Nas ações desta quinta-feira, policiais federais cumpriram quatro mandados de busca e apreensão em diferentes localidades do estado do Rio de Janeiro. Os alvos foram os bairros de Brás de Pina, Senador Camará e Guaratiba, no município do Rio, além do bairro Encruzo da Enseada, em Angra dos Reis, na Costa Verde fluminense.

As buscas visam recolher provas que possam confirmar a participação dos suspeitos e identificar outros envolvidos no esquema. A PF não informou se houve prisões ou apreensões de bens até o momento.

## O que diz a Receita Federal sobre o caso

A Receita Federal foi quem encaminhou as denúncias que deram início à investigação. O órgão apontou indícios do furto dos equipamentos e veículos, além de possíveis fraudes nos termos de doação. A instituição não se manifestou publicamente sobre o caso após a deflagração da operação.

O fato de a própria Receita ter acionado a PF sugere que o órgão identificou irregularidades internas e buscou apuração externa. A investigação deve esclarecer se houve falhas no sistema de controle patrimonial.

## Como funcionava o suposto esquema de desvio

Segundo a PF, a maior parte dos bens era retirada por uma saída localizada nos fundos do edifício da Receita Federal, no centro do Rio. Daí o nome da operação: Backdoor, ou "porta dos fundos".

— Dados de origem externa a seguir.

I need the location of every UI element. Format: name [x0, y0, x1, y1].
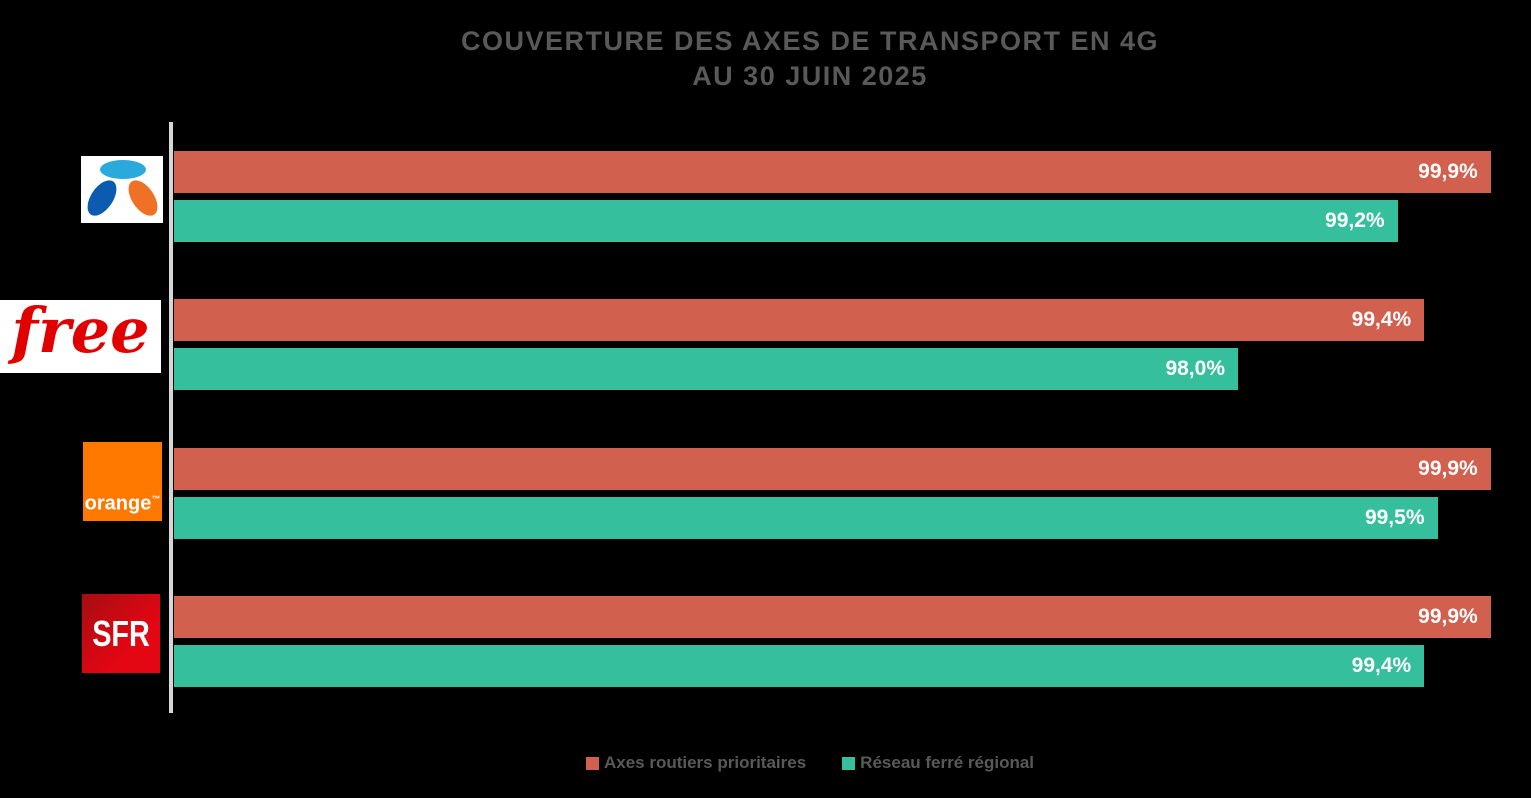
bar-value-label: 99,9% — [1418, 160, 1478, 183]
bar-bouygues-rail: 99,2% — [174, 200, 1398, 242]
legend-swatch-rail — [842, 756, 856, 770]
bar-value-label: 99,4% — [1351, 308, 1412, 331]
bar-value-label: 99,2% — [1325, 209, 1385, 232]
bar-value-label: 99,4% — [1351, 654, 1412, 677]
bar-value-label: 99,9% — [1418, 457, 1478, 480]
bar-sfr-routes: 99,9% — [174, 596, 1491, 638]
legend-swatch-routes — [585, 756, 599, 770]
chart-title: COUVERTURE DES AXES DE TRANSPORT EN 4G A… — [89, 24, 1531, 94]
sfr-logo: SFR — [82, 594, 160, 673]
chart-title-line2: AU 30 JUIN 2025 — [692, 61, 928, 91]
bar-bouygues-routes: 99,9% — [174, 151, 1491, 193]
bar-orange-routes: 99,9% — [174, 448, 1491, 490]
bar-free-rail: 98,0% — [174, 348, 1238, 390]
bar-sfr-rail: 99,4% — [174, 645, 1425, 687]
bouygues-telecom-logo — [81, 156, 163, 223]
orange-tm-mark: ™ — [151, 494, 161, 505]
bar-value-label: 99,5% — [1364, 506, 1425, 529]
orange-logo: orange™ — [83, 442, 162, 521]
bouygues-ellipses-icon — [87, 160, 158, 216]
bar-orange-rail: 99,5% — [174, 497, 1438, 539]
y-axis-line — [169, 122, 173, 713]
free-logo-text: free — [11, 300, 150, 367]
legend-item-routes: Axes routiers prioritaires — [585, 753, 807, 773]
bar-value-label: 99,9% — [1418, 605, 1478, 628]
bar-free-routes: 99,4% — [174, 299, 1425, 341]
legend-label-routes: Axes routiers prioritaires — [603, 753, 807, 772]
legend-label-rail: Réseau ferré régional — [860, 753, 1035, 772]
free-logo: free — [0, 300, 161, 373]
legend: Axes routiers prioritaires Réseau ferré … — [89, 750, 1531, 776]
legend-item-rail: Réseau ferré régional — [842, 753, 1034, 773]
bar-value-label: 98,0% — [1165, 357, 1225, 380]
orange-logo-text: orange — [84, 493, 152, 515]
chart-title-line1: COUVERTURE DES AXES DE TRANSPORT EN 4G — [460, 26, 1160, 56]
sfr-logo-text: SFR — [92, 612, 150, 654]
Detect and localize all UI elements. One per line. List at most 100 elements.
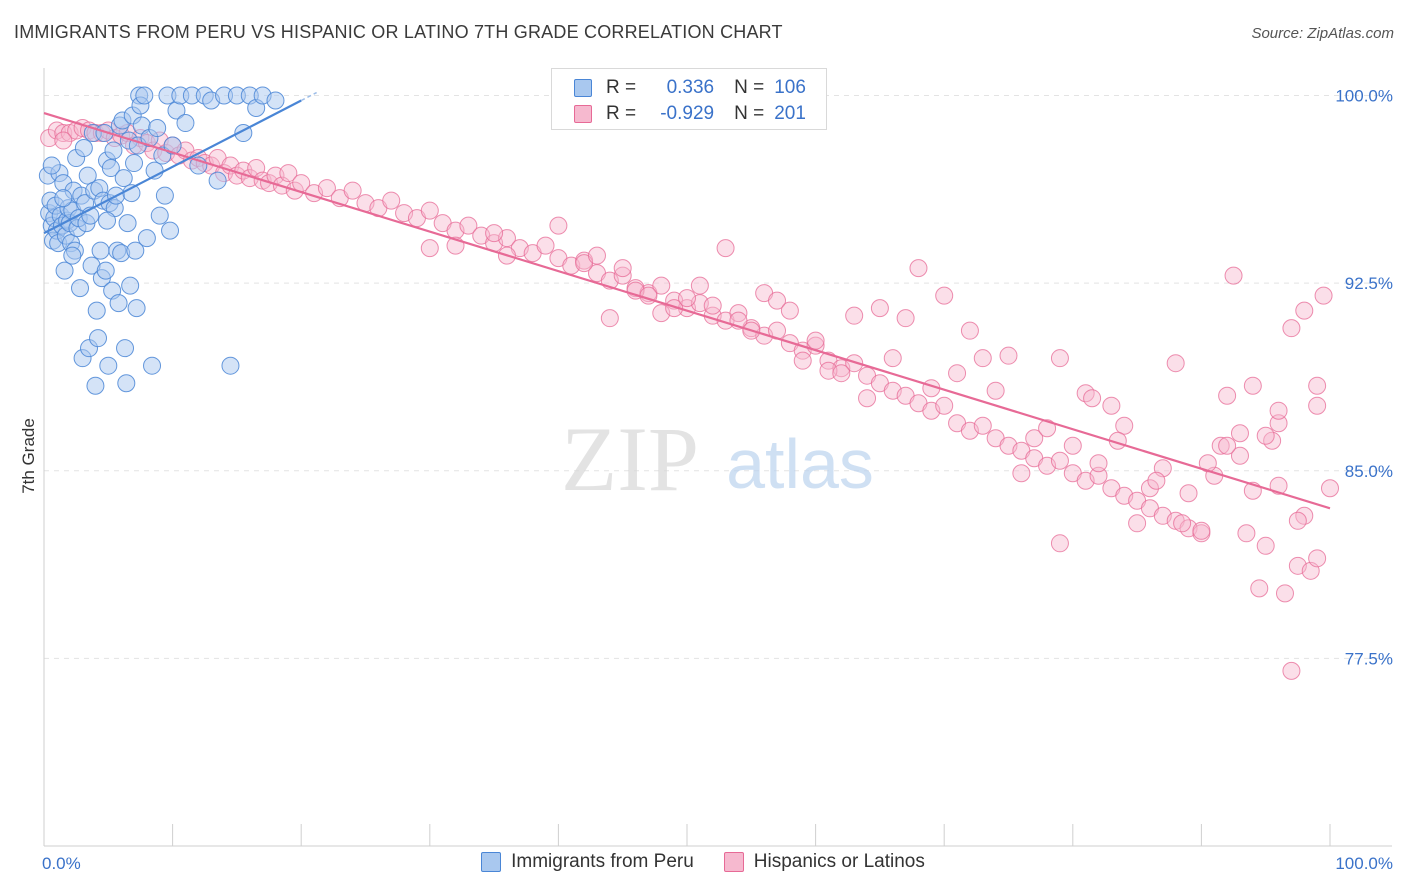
hispanics-point [1083,389,1102,408]
hispanics-point [768,291,787,310]
hispanics-point [703,296,722,315]
hispanics-point [1140,479,1159,498]
peru-point [208,171,227,190]
axes [43,68,1392,847]
peru-point [125,154,144,173]
peru-point [116,339,135,358]
peru-point [114,169,133,188]
peru-point [86,376,105,395]
hispanics-point [1256,536,1275,555]
x-tick-labels: 0.0% 100.0% [42,854,1393,873]
legend-row-peru: R = 0.336 N = 106 [574,77,806,99]
hispanics-point [935,286,954,305]
hispanics-point [459,216,478,235]
trendlines [43,91,1331,510]
series-hispanics-points [40,119,1339,680]
hispanics-point [1102,396,1121,415]
peru-point [109,294,128,313]
hispanics-point [1288,511,1307,530]
r-value: 0.336 [666,77,715,98]
hispanics-point [1115,416,1134,435]
hispanics-point [536,236,555,255]
hispanics-point [1050,349,1069,368]
hispanics-point [1269,414,1288,433]
peru-point [155,186,174,205]
peru-point [87,301,106,320]
hispanics-point [343,181,362,200]
peru-point [42,156,61,175]
hispanics-point [806,331,825,350]
n-label: N = [734,103,765,124]
hispanics-point [716,239,735,258]
hispanics-point [1173,514,1192,533]
hispanics-point [1224,266,1243,285]
watermark-atlas: atlas [726,425,874,503]
n-value: 106 [774,77,806,98]
hispanics-point [960,321,979,340]
hispanics-point [780,301,799,320]
chart-title: IMMIGRANTS FROM PERU VS HISPANIC OR LATI… [14,22,783,42]
hispanics-point [1012,464,1031,483]
legend-row-hispanics: R = -0.929 N = 201 [574,103,806,125]
x-tick-label: 0.0% [42,854,81,873]
n-label: N = [734,77,765,98]
y-tick-label: 100.0% [1335,87,1393,106]
hispanics-point [665,299,684,318]
hispanics-point [1063,436,1082,455]
hispanics-point [1147,471,1166,490]
peru-point [91,241,110,260]
hispanics-point [549,216,568,235]
y-tick-label: 92.5% [1345,274,1393,293]
hispanics-point [382,191,401,210]
x-tick-label: 100.0% [1335,854,1393,873]
hispanics-point [1128,514,1147,533]
peru-point [126,241,145,260]
y-tick-labels: 100.0% 92.5% 85.0% 77.5% [1335,87,1393,669]
peru-point [98,211,117,230]
hispanics-point [613,259,632,278]
peru-point [266,91,285,110]
peru-point [104,141,123,160]
peru-point [95,124,114,143]
y-axis-title: 7th Grade [19,418,38,494]
peru-point [135,86,154,105]
hispanics-point [1243,376,1262,395]
hispanics-point [690,276,709,295]
hispanics-point [420,239,439,258]
hispanics-point [279,164,298,183]
hispanics-point [1211,436,1230,455]
hispanics-point [1256,426,1275,445]
peru-point [221,356,240,375]
hispanics-point [54,131,73,150]
hispanics-point [587,246,606,265]
legend-item-hispanics[interactable]: Hispanics or Latinos [723,851,925,873]
peru-point [118,214,137,233]
hispanics-point [832,364,851,383]
hispanics-point [1314,286,1333,305]
correlation-legend: R = 0.336 N = 106 R = -0.929 N = 201 [551,68,827,130]
hispanics-swatch [574,105,592,123]
peru-point [143,356,162,375]
hispanics-point [1321,479,1339,498]
hispanics-legend-label: Hispanics or Latinos [753,851,925,872]
hispanics-point [1269,401,1288,420]
hispanics-point [1050,534,1069,553]
source-label: Source: ZipAtlas.com [1251,25,1394,42]
peru-point [127,299,146,318]
peru-legend-label: Immigrants from Peru [511,851,694,872]
hispanics-point [1230,446,1249,465]
hispanics-point [1250,579,1269,598]
peru-point [55,261,74,280]
hispanics-point [793,351,812,370]
series-legend: Immigrants from Peru Hispanics or Latino… [0,851,1406,873]
hispanics-point [935,396,954,415]
legend-item-peru[interactable]: Immigrants from Peru [481,851,694,873]
peru-point [71,279,90,298]
hispanics-point [613,266,632,285]
n-value: 201 [774,103,806,124]
hispanics-point [973,349,992,368]
y-tick-label: 85.0% [1345,462,1393,481]
hispanics-point [485,224,504,243]
hispanics-point [678,289,696,308]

Os bens teriam sido desviados com o uso de termos de doação fraudulentos, que simulavam a destinação legal dos equipamentos a terceiros. A investigação apura se esses documentos eram falsificados ou emitidos sem autorização.

O esquema envolveria um servidor cedido à Receita, que supostamente facilitava a retirada dos itens, e integrantes de uma organização social, que recebiam os bens. A PF não detalhou qual seria a contrapartida ou o destino final dos computadores, geladeiras e veículos.

## Impacto do furto para a Receita Federal

O furto de cerca de 300 computadores e cinco geladeiras, avaliados em R$ 350 mil, representa um prejuízo significativo para o patrimônio da Receita Federal. Além dos equipamentos, veículos do pátio do órgão também desapareceram, sem que a PF tenha divulgado a quantidade ou o valor estimado.

A perda de computadores pode comprometer atividades administrativas e operacionais da Receita, especialmente se os equipamentos continham dados sensíveis. A investigação deve apurar se houve vazamento de informações.

## O que acontece agora na investigação

A Operação Backdoor está em fase inicial. Os quatro mandados de busca e apreensão cumpridos nesta quinta-feira (23) devem fornecer elementos para avançar nas apurações. A PF não descarta novas fases da operação, conforme as provas forem analisadas.

Os investigados podem responder por furto qualificado, falsificação documental e associação criminosa, entre outros crimes. As penas variam de 2 a 8 anos de reclusão, podendo ser aumentadas conforme a gravidade e o valor dos bens desviados.

## Perguntas Frequentes

### O que é a Operação Backdoor da PF?

É uma investigação da Polícia Federal que apura o furto de computadores, geladeiras e veículos da Receita Federal no Rio, com suspeita de uso de documentos falsos.

### Quantos computadores foram furtados da Receita Federal?

Cerca de 300 computadores e cinco geladeiras, avaliados em aproximadamente R$ 350 mil, além de veículos não quantificados.

### Quem são os suspeitos do furto?

Um servidor público cedido à Receita Federal e integrantes de uma organização social, segundo as investigações da PF.

### Onde foram cumpridos os mandados da operação?

Nos bairros de Brás de Pina, Senador Camará e Guaratiba, no Rio, e em Encruzo da Enseada, em Angra dos Reis.

### Por que a operação se chama Backdoor?

O nome faz referência à "porta dos fundos" do edifício da Receita, por onde a maior parte dos bens era retirada.

### A Receita Federal participou da investigação?

Sim, a Receita encaminhou as denúncias que deram início à apuração da PF sobre o desvio de bens.